Cette scène était intime. Elle démontrait l'ampleur du lien qu'ils avaient. Et à les voir agir comme si le monde autour d'eux n'existait pas était aussi beau qu'effrayant.

Je détournai le regard, un peu mal à l'aise et tombai sur Elisabeth Jones. Mes yeux la captèrent peut être quelques secondes de trop avant de se poser sur Elyas Donovan, le sorcier. Tout comme Eirik et Amalie, il avait l'air d'être ailleurs. Ses doigts, légèrement bleutés, traçaient des figures complexes dans les airs alors qu'il murmurait dans un dialecte que je ne connaissais pas mais dont les consonances lui donnaient un timbre tantôt chantant, tantôt rocailleux. Peut-être mêlait-il 2 langues ?

Quoiqu'il en soit, depuis la première fois depuis que je connaissais le sorcier, son visage était empreint de gravité.

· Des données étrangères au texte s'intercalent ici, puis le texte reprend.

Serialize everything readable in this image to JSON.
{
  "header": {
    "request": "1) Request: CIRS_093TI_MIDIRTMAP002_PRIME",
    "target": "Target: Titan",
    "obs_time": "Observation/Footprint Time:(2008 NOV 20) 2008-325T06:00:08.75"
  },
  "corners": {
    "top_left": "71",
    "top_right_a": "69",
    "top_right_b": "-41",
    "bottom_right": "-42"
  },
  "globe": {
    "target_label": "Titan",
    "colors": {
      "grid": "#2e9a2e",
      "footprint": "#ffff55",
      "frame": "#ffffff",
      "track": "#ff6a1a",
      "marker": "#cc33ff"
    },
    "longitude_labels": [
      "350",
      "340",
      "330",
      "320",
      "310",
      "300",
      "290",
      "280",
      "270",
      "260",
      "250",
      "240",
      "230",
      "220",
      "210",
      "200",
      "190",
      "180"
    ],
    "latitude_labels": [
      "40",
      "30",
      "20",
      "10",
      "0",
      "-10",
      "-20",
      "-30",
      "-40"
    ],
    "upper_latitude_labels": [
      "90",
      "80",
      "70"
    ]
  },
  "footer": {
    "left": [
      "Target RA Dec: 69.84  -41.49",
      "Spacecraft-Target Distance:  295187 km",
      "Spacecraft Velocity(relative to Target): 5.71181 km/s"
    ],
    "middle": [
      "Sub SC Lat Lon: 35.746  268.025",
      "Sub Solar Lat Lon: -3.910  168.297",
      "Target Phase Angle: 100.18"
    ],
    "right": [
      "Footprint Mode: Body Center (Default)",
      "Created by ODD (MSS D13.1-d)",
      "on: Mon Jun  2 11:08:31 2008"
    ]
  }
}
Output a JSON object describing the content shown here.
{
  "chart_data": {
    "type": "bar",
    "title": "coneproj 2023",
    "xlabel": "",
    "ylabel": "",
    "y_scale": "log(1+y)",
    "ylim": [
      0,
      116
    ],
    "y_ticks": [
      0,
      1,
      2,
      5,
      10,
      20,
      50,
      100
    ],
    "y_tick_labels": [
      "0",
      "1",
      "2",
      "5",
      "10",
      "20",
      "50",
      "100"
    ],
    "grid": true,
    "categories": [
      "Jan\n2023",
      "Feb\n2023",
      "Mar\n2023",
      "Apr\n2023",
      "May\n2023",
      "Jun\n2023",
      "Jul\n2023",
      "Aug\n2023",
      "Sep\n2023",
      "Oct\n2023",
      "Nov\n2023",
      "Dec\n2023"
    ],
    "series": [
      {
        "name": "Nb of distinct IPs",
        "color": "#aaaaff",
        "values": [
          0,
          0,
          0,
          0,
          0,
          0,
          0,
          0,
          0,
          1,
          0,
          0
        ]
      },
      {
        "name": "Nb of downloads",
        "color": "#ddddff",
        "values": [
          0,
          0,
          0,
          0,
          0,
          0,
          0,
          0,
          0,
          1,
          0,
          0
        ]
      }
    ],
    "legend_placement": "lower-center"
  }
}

Son expression était profonde. On sentait à quel point ce qu'il faisait était minutieux, et à quel point cela demandait de la concentration. Il ne releva même pas la tête à notre entrée, tout comme le couple assis sur le canapé. Il semblait comme en transe, impossible à réveiller.

Puisque tout le monde semblait occupé, je me dirigeai vers un fauteuil du salon, frôlant la main d'Eli au passage. Je m'affalai dessus, soudain fatigué. Mes émotions jouaient au yo-yo depuis que j'étais ici. Et ça m'épuisait. J'avais envie de rentrer, de retrouver Billy et Jihad. J'avais envie que nous nous retrouvions tous ensemble lors d'une soirée. Que Billy se plaigne à Jihad, que celui-ci rouspète, qu'il finisse par nous foutre dehors avec Peterson parce que nous aurions trop fait les abrutis...

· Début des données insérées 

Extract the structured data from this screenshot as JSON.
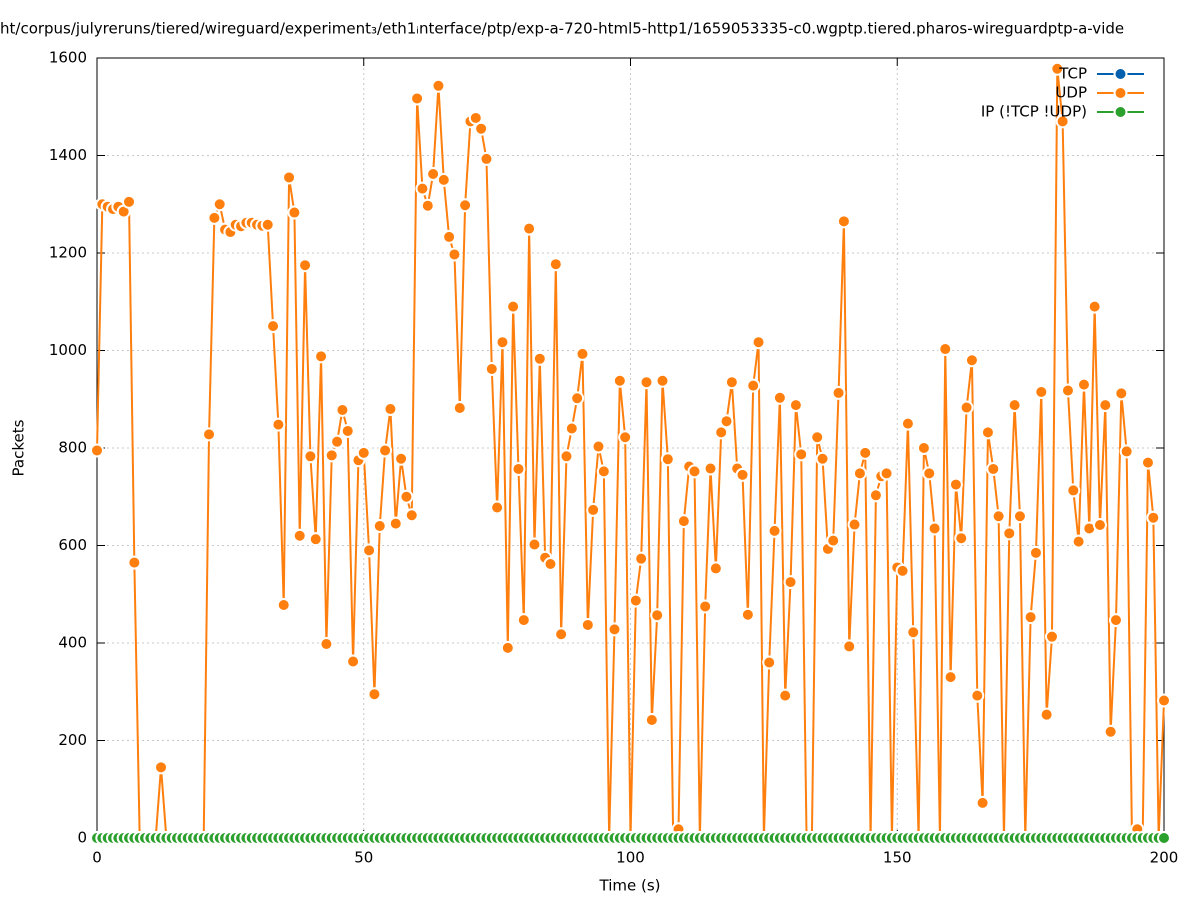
{
  "chart_data": {
    "type": "line",
    "title": "ht/corpus/julyreruns/tiered/wireguard/experiment₃/eth1ᵢnterface/ptp/exp-a-720-html5-http1/1659053335-c0.wgptp.tiered.pharos-wireguardptp-a-vide",
    "x_label": "Time (s)",
    "y_label": "Packets",
    "xlim": [
      0,
      200
    ],
    "xticks": [
      0,
      50,
      100,
      150,
      200
    ],
    "ylim": [
      0,
      1600
    ],
    "yticks": [
      0,
      200,
      400,
      600,
      800,
      1000,
      1200,
      1400,
      1600
    ],
    "grid": true,
    "legend": "top-right",
    "x": [
      0,
      1,
      2,
      3,
      4,
      5,
      6,
      7,
      8,
      9,
      10,
      11,
      12,
      13,
      14,
      15,
      16,
      17,
      18,
      19,
      20,
      21,
      22,
      23,
      24,
      25,
      26,
      27,
      28,
      29,
      30,
      31,
      32,
      33,
      34,
      35,
      36,
      37,
      38,
      39,
      40,
      41,
      42,
      43,
      44,
      45,
      46,
      47,
      48,
      49,
      50,
      51,
      52,
      53,
      54,
      55,
      56,
      57,
      58,
      59,
      60,
      61,
      62,
      63,
      64,
      65,
      66,
      67,
      68,
      69,
      70,
      71,
      72,
      73,
      74,
      75,
      76,
      77,
      78,
      79,
      80,
      81,
      82,
      83,
      84,
      85,
      86,
      87,
      88,
      89,
      90,
      91,
      92,
      93,
      94,
      95,
      96,
      97,
      98,
      99,
      100,
      101,
      102,
      103,
      104,
      105,
      106,
      107,
      108,
      109,
      110,
      111,
      112,
      113,
      114,
      115,
      116,
      117,
      118,
      119,
      120,
      121,
      122,
      123,
      124,
      125,
      126,
      127,
      128,
      129,
      130,
      131,
      132,
      133,
      134,
      135,
      136,
      137,
      138,
      139,
      140,
      141,
      142,
      143,
      144,
      145,
      146,
      147,
      148,
      149,
      150,
      151,
      152,
      153,
      154,
      155,
      156,
      157,
      158,
      159,
      160,
      161,
      162,
      163,
      164,
      165,
      166,
      167,
      168,
      169,
      170,
      171,
      172,
      173,
      174,
      175,
      176,
      177,
      178,
      179,
      180,
      181,
      182,
      183,
      184,
      185,
      186,
      187,
      188,
      189,
      190,
      191,
      192,
      193,
      194,
      195,
      196,
      197,
      198,
      199,
      200
    ],
    "series": [
      {
        "name": "TCP",
        "color": "#0060ad",
        "values": [
          0,
          0,
          0,
          0,
          0,
          0,
          0,
          0,
          0,
          0,
          0,
          0,
          0,
          0,
          0,
          0,
          0,
          0,
          0,
          0,
          0,
          0,
          0,
          0,
          0,
          0,
          0,
          0,
          0,
          0,
          0,
          0,
          0,
          0,
          0,
          0,
          0,
          0,
          0,
          0,
          0,
          0,
          0,
          0,
          0,
          0,
          0,
          0,
          0,
          0,
          0,
          0,
          0,
          0,
          0,
          0,
          0,
          0,
          0,
          0,
          0,
          0,
          0,
          0,
          0,
          0,
          0,
          0,
          0,
          0,
          0,
          0,
          0,
          0,
          0,
          0,
          0,
          0,
          0,
          0,
          0,
          0,
          0,
          0,
          0,
          0,
          0,
          0,
          0,
          0,
          0,
          0,
          0,
          0,
          0,
          0,
          0,
          0,
          0,
          0,
          0,
          0,
          0,
          0,
          0,
          0,
          0,
          0,
          0,
          0,
          0,
          0,
          0,
          0,
          0,
          0,
          0,
          0,
          0,
          0,
          0,
          0,
          0,
          0,
          0,
          0,
          0,
          0,
          0,
          0,
          0,
          0,
          0,
          0,
          0,
          0,
          0,
          0,
          0,
          0,
          0,
          0,
          0,
          0,
          0,
          0,
          0,
          0,
          0,
          0,
          0,
          0,
          0,
          0,
          0,
          0,
          0,
          0,
          0,
          0,
          0,
          0,
          0,
          0,
          0,
          0,
          0,
          0,
          0,
          0,
          0,
          0,
          0,
          0,
          0,
          0,
          0,
          0,
          0,
          0,
          0,
          0,
          0,
          0,
          0,
          0,
          0,
          0,
          0,
          0,
          0,
          0,
          0,
          0,
          0,
          0,
          0,
          0,
          0,
          0,
          0
        ]
      },
      {
        "name": "UDP",
        "color": "#ff7f0e",
        "values": [
          795,
          1300,
          1295,
          1290,
          1295,
          1285,
          1305,
          565,
          0,
          0,
          0,
          0,
          145,
          0,
          0,
          0,
          0,
          0,
          0,
          0,
          0,
          828,
          1272,
          1300,
          1248,
          1243,
          1258,
          1255,
          1262,
          1262,
          1258,
          1256,
          1258,
          1050,
          848,
          478,
          1355,
          1283,
          620,
          1175,
          783,
          613,
          988,
          398,
          785,
          813,
          878,
          835,
          362,
          775,
          790,
          590,
          295,
          640,
          795,
          880,
          645,
          778,
          700,
          662,
          1517,
          1332,
          1297,
          1362,
          1543,
          1350,
          1233,
          1197,
          882,
          1298,
          1470,
          1477,
          1455,
          1393,
          962,
          678,
          1017,
          390,
          1090,
          757,
          447,
          1250,
          602,
          983,
          575,
          562,
          1177,
          418,
          783,
          840,
          902,
          993,
          437,
          673,
          803,
          752,
          0,
          428,
          938,
          822,
          0,
          487,
          573,
          935,
          242,
          457,
          938,
          777,
          0,
          18,
          650,
          762,
          752,
          0,
          475,
          758,
          553,
          832,
          855,
          935,
          758,
          745,
          458,
          928,
          1017,
          0,
          360,
          630,
          903,
          292,
          525,
          888,
          787,
          0,
          0,
          822,
          778,
          593,
          610,
          913,
          1265,
          393,
          643,
          748,
          790,
          0,
          703,
          742,
          748,
          0,
          555,
          548,
          850,
          422,
          0,
          800,
          748,
          635,
          0,
          1003,
          330,
          725,
          615,
          883,
          980,
          292,
          72,
          832,
          757,
          660,
          0,
          625,
          888,
          660,
          0,
          453,
          585,
          915,
          253,
          413,
          1578,
          1470,
          918,
          713,
          608,
          930,
          635,
          1090,
          642,
          888,
          218,
          447,
          912,
          793,
          0,
          18,
          0,
          770,
          657,
          0,
          282
        ]
      },
      {
        "name": "IP (!TCP  !UDP)",
        "color": "#2ca02c",
        "values": [
          0,
          0,
          0,
          0,
          0,
          0,
          0,
          0,
          0,
          0,
          0,
          0,
          0,
          0,
          0,
          0,
          0,
          0,
          0,
          0,
          0,
          0,
          0,
          0,
          0,
          0,
          0,
          0,
          0,
          0,
          0,
          0,
          0,
          0,
          0,
          0,
          0,
          0,
          0,
          0,
          0,
          0,
          0,
          0,
          0,
          0,
          0,
          0,
          0,
          0,
          0,
          0,
          0,
          0,
          0,
          0,
          0,
          0,
          0,
          0,
          0,
          0,
          0,
          0,
          0,
          0,
          0,
          0,
          0,
          0,
          0,
          0,
          0,
          0,
          0,
          0,
          0,
          0,
          0,
          0,
          0,
          0,
          0,
          0,
          0,
          0,
          0,
          0,
          0,
          0,
          0,
          0,
          0,
          0,
          0,
          0,
          0,
          0,
          0,
          0,
          0,
          0,
          0,
          0,
          0,
          0,
          0,
          0,
          0,
          0,
          0,
          0,
          0,
          0,
          0,
          0,
          0,
          0,
          0,
          0,
          0,
          0,
          0,
          0,
          0,
          0,
          0,
          0,
          0,
          0,
          0,
          0,
          0,
          0,
          0,
          0,
          0,
          0,
          0,
          0,
          0,
          0,
          0,
          0,
          0,
          0,
          0,
          0,
          0,
          0,
          0,
          0,
          0,
          0,
          0,
          0,
          0,
          0,
          0,
          0,
          0,
          0,
          0,
          0,
          0,
          0,
          0,
          0,
          0,
          0,
          0,
          0,
          0,
          0,
          0,
          0,
          0,
          0,
          0,
          0,
          0,
          0,
          0,
          0,
          0,
          0,
          0,
          0,
          0,
          0,
          0,
          0,
          0,
          0,
          0,
          0,
          0,
          0,
          0,
          0,
          0
        ]
      }
    ]
  }
}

J'avais envie de les revoir. Maintenant. C'était presque viscéral. Mais si cela pouvait s'arranger pour Billy, pour Jihad, c'était une autre affaire.

3 ans. Cela ferait 3 longues années dans 1 mois. Il me manquait. Nous avions grandis ensemble, fais toutes nos missions ensembles. Nous avions habités tous les trois, dormis dans le même lit quelques fois, allions en soirées ensemble, faisions les courses ensemble et Dieu sait à quel point cela avait été compliqué, nous avions également été unis lors de nos missions, nous soutenant les uns les autres... Nous avions tout fait ensemble. Tout.

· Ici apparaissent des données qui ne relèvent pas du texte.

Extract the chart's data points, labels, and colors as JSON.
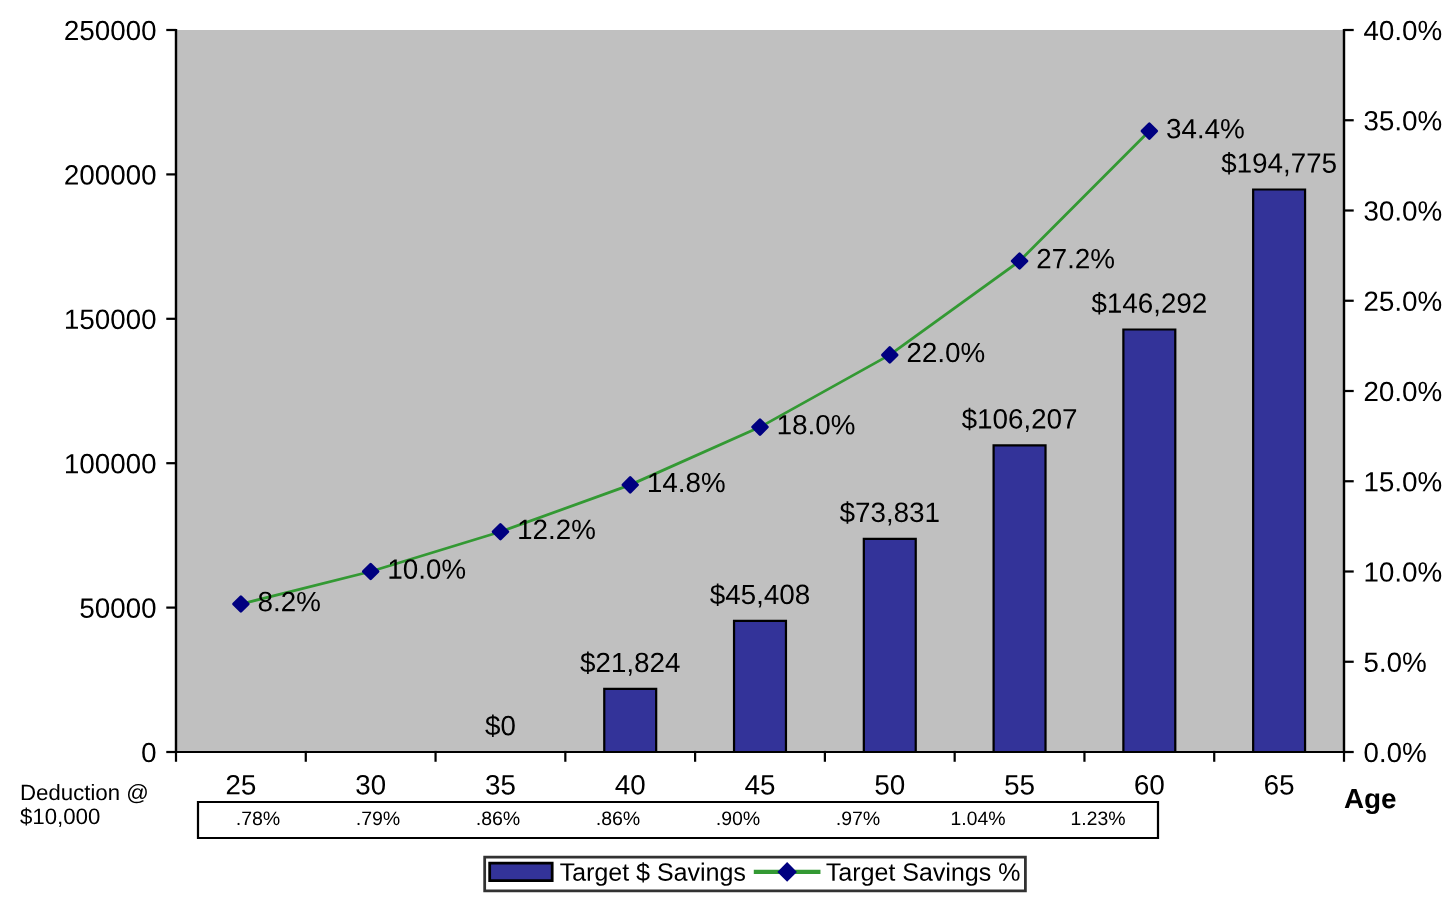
{
  "chart_data": {
    "type": "bar",
    "xlabel": "Age",
    "categories": [
      "25",
      "30",
      "35",
      "40",
      "45",
      "50",
      "55",
      "60",
      "65"
    ],
    "series": [
      {
        "name": "Target $ Savings",
        "color": "#333399",
        "values": [
          null,
          null,
          0,
          21824,
          45408,
          73831,
          106207,
          146292,
          194775
        ],
        "value_labels": [
          null,
          null,
          "$0",
          "$21,824",
          "$45,408",
          "$73,831",
          "$106,207",
          "$146,292",
          "$194,775"
        ]
      },
      {
        "name": "Target Savings %",
        "type": "line",
        "axis": "y2",
        "color": "#339933",
        "colors": [
          "#000080",
          "#000080",
          "#000080",
          "#000080",
          "#000080",
          "#000080",
          "#000080",
          "#000080",
          "#000080"
        ],
        "marker": "diamond",
        "values": [
          8.2,
          10.0,
          12.2,
          14.8,
          18.0,
          22.0,
          27.2,
          34.4,
          null
        ],
        "value_labels": [
          "8.2%",
          "10.0%",
          "12.2%",
          "14.8%",
          "18.0%",
          "22.0%",
          "27.2%",
          "34.4%",
          null
        ]
      }
    ],
    "ylim": [
      0,
      250000
    ],
    "yticks": [
      0,
      50000,
      100000,
      150000,
      200000,
      250000
    ],
    "y2lim": [
      0,
      40
    ],
    "y2ticks": [
      {
        "value": 0,
        "label": "0.0%"
      },
      {
        "value": 5,
        "label": "5.0%"
      },
      {
        "value": 10,
        "label": "10.0%"
      },
      {
        "value": 15,
        "label": "15.0%"
      },
      {
        "value": 20,
        "label": "20.0%"
      },
      {
        "value": 25,
        "label": "25.0%"
      },
      {
        "value": 30,
        "label": "30.0%"
      },
      {
        "value": 35,
        "label": "35.0%"
      },
      {
        "value": 40,
        "label": "40.0%"
      }
    ],
    "annotations": [
      "Deduction @\n$10,000",
      ".78%",
      ".79%",
      ".86%",
      ".86%",
      ".90%",
      ".97%",
      "1.04%",
      "1.23%"
    ],
    "legend": "bottom",
    "grid": false
  }
}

Et sa disparition avait été aussi rapide que soudaine, laissant un vide immense, impossible à combler. Evidemment que nous savions, avec Billy, où il était. Nous lui rendions visite quelques fois également mais... Il n'était plus là. Ce corps faible dans cet hôpital... Ce n'était pas lui. Ne le serait jamais.


     -C'est tout bon les enfants ! Cria soudainement le sorcier en claquant dans ses mains.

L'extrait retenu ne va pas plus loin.